Fundamentação jurídica

O relator do caso, desembargador federal Euler de Almeida, considerou que:

  1. O exercício das funções foi comprovado por meio de declarações formais da Procuradora Regional da República, que possuem presunção de veracidade.
  2. A ausência de designação formal não impede o direito à gratificação, desde que as funções tenham sido exercidas por mais de 30 dias consecutivos, como previsto na legislação aplicável.
  3. A recusa no pagamento configuraria enriquecimento ilícito da Administração Pública, violando o princípio previsto no artigo 4º da Lei nº 8.112/90, que veda a prestação de serviços públicos gratuitos.

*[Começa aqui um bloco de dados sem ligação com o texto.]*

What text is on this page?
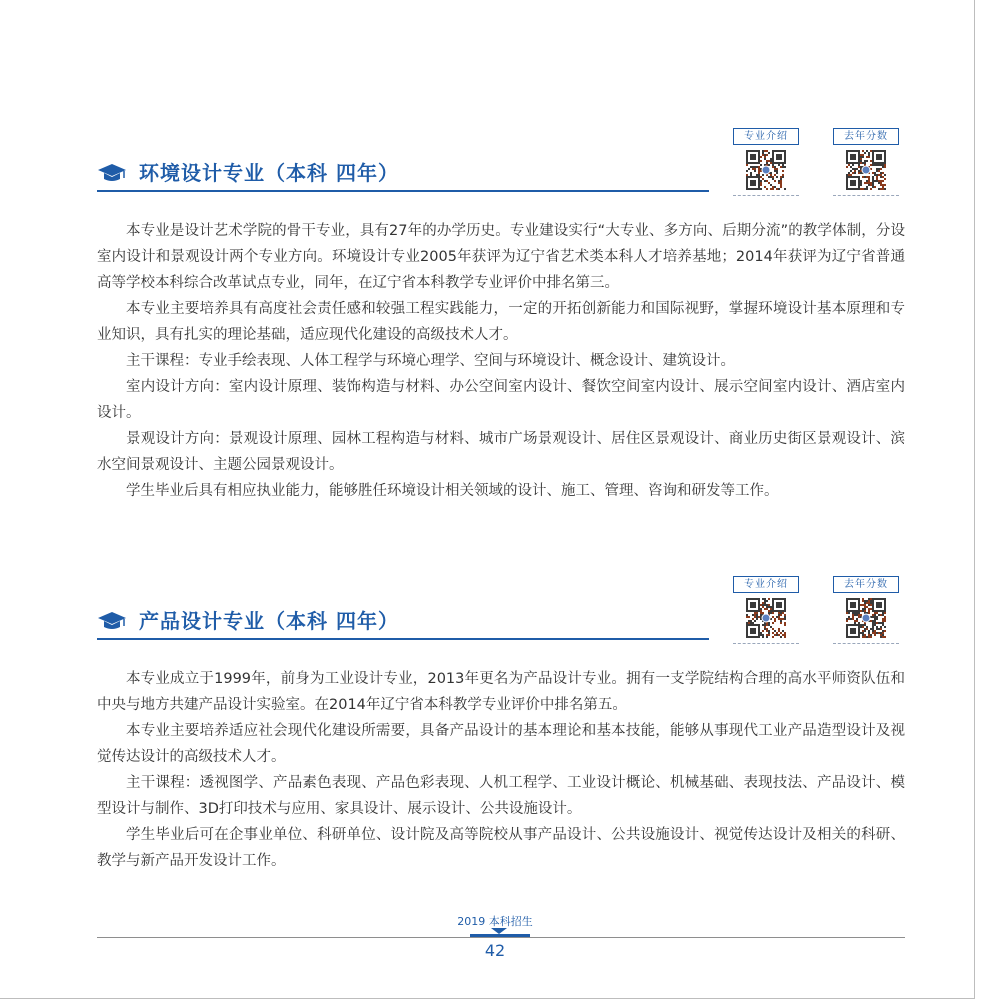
环境设计专业（本科 四年）
专业介绍	去年分数

本专业是设计艺术学院的骨干专业，具有27年的办学历史。专业建设实行“大专业、多方向、后期分流”的教学体制，分设室内设计和景观设计两个专业方向。环境设计专业2005年获评为辽宁省艺术类本科人才培养基地；2014年获评为辽宁省普通高等学校本科综合改革试点专业，同年，在辽宁省本科教学专业评价中排名第三。

本专业主要培养具有高度社会责任感和较强工程实践能力，一定的开拓创新能力和国际视野，掌握环境设计基本原理和专业知识，具有扎实的理论基础，适应现代化建设的高级技术人才。

主干课程：专业手绘表现、人体工程学与环境心理学、空间与环境设计、概念设计、建筑设计。

室内设计方向：室内设计原理、装饰构造与材料、办公空间室内设计、餐饮空间室内设计、展示空间室内设计、酒店室内设计。

景观设计方向：景观设计原理、园林工程构造与材料、城市广场景观设计、居住区景观设计、商业历史街区景观设计、滨水空间景观设计、主题公园景观设计。

学生毕业后具有相应执业能力，能够胜任环境设计相关领域的设计、施工、管理、咨询和研发等工作。

产品设计专业（本科 四年）
专业介绍	去年分数

本专业成立于1999年，前身为工业设计专业，2013年更名为产品设计专业。拥有一支学院结构合理的高水平师资队伍和中央与地方共建产品设计实验室。在2014年辽宁省本科教学专业评价中排名第五。

本专业主要培养适应社会现代化建设所需要，具备产品设计的基本理论和基本技能，能够从事现代工业产品造型设计及视觉传达设计的高级技术人才。

主干课程：透视图学、产品素色表现、产品色彩表现、人机工程学、工业设计概论、机械基础、表现技法、产品设计、模型设计与制作、3D打印技术与应用、家具设计、展示设计、公共设施设计。

学生毕业后可在企事业单位、科研单位、设计院及高等院校从事产品设计、公共设施设计、视觉传达设计及相关的科研、教学与新产品开发设计工作。

2019 本科招生
42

Com base nesses fundamentos, o TRF1 determinou que a União efetue o pagamento dos valores retroativos referentes ao período de 27 de agosto de 2007 a 27 de fevereiro de 2008, e registre nos assentamentos funcionais da autora o desempenho do cargo comissionado no período mencionado.

Opinião do advogado

Márcio Amorim, advogado da servidora e sócio do escritório Cassel Ruzzarin Santos Rodrigues, celebrou a decisão: “Essa decisão reconhece a importância de se observar não apenas a formalidade, mas também a efetividade do trabalho desempenhado, evitando injustiças contra os servidores públicos.”

A decisão do TRF1 valoriza a efetividade do trabalho, concretamente, prestado no serviço público, reafirmando que a ausência de formalização não pode anular o direito de servidores que efetivamente desempenharam funções de cargos comissionados. Contudo, a União ainda pode recorrer.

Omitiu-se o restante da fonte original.